In all long-term arrangements, the romantic must make room for the domestic. This is that ordinary story, combined with the extraordinary intelligence of Hawking and the fact that time, Hawking’s special area of interest, is not his friend. His speech increasingly slurring, his movements increasingly limited, he yet defies the survival odds. It’s thus an inspirational story that, nonetheless, suggests at once the horror of such a disease and the magnitude of the gift Jane gave him. Marsh, gently eliding over the decades, doesn’t peer deep into the souls of his characters but movingly portrays the way their relationship changes with time, perhaps not as expected.
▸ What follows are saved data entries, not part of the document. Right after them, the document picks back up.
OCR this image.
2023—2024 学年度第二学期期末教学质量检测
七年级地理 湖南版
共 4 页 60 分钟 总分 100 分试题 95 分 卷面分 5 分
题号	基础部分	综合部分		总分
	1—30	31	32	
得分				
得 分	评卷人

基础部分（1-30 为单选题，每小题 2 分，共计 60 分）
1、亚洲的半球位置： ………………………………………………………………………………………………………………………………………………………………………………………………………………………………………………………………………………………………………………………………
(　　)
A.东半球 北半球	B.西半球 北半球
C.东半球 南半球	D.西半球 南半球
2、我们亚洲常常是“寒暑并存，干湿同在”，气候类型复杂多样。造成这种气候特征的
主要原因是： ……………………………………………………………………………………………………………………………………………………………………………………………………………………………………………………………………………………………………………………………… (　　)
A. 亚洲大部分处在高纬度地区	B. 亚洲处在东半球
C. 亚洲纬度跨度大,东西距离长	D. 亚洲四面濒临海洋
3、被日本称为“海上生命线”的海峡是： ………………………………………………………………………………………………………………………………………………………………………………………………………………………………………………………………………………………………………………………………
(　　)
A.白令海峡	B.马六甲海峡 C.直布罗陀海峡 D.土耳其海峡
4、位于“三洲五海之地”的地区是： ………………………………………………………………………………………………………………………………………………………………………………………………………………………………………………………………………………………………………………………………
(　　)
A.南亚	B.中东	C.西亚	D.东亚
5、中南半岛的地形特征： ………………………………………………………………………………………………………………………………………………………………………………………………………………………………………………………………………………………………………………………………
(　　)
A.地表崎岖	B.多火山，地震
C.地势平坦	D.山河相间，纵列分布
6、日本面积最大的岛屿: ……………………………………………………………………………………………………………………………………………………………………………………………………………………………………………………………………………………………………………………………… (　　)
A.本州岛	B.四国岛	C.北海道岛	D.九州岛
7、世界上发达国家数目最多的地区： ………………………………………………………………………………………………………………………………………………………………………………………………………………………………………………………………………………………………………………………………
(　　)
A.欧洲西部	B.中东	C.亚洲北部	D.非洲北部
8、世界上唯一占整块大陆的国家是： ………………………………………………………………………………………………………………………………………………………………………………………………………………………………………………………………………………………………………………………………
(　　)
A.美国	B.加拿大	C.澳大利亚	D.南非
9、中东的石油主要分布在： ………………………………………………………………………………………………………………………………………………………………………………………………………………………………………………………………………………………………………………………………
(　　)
The actors are very good, with Redmayne utterly convincing in evoking the entire range of Hawking’s physical decline, then using his eyebrows to convey emotion and thought. Those interested in more than the barest outline of Hawking’s ideas will want to turn to his books, or Errol Morris’s documentary version of A Brief History of Time, but this is a fine general-interest drama that avoid the clichés of disease movies.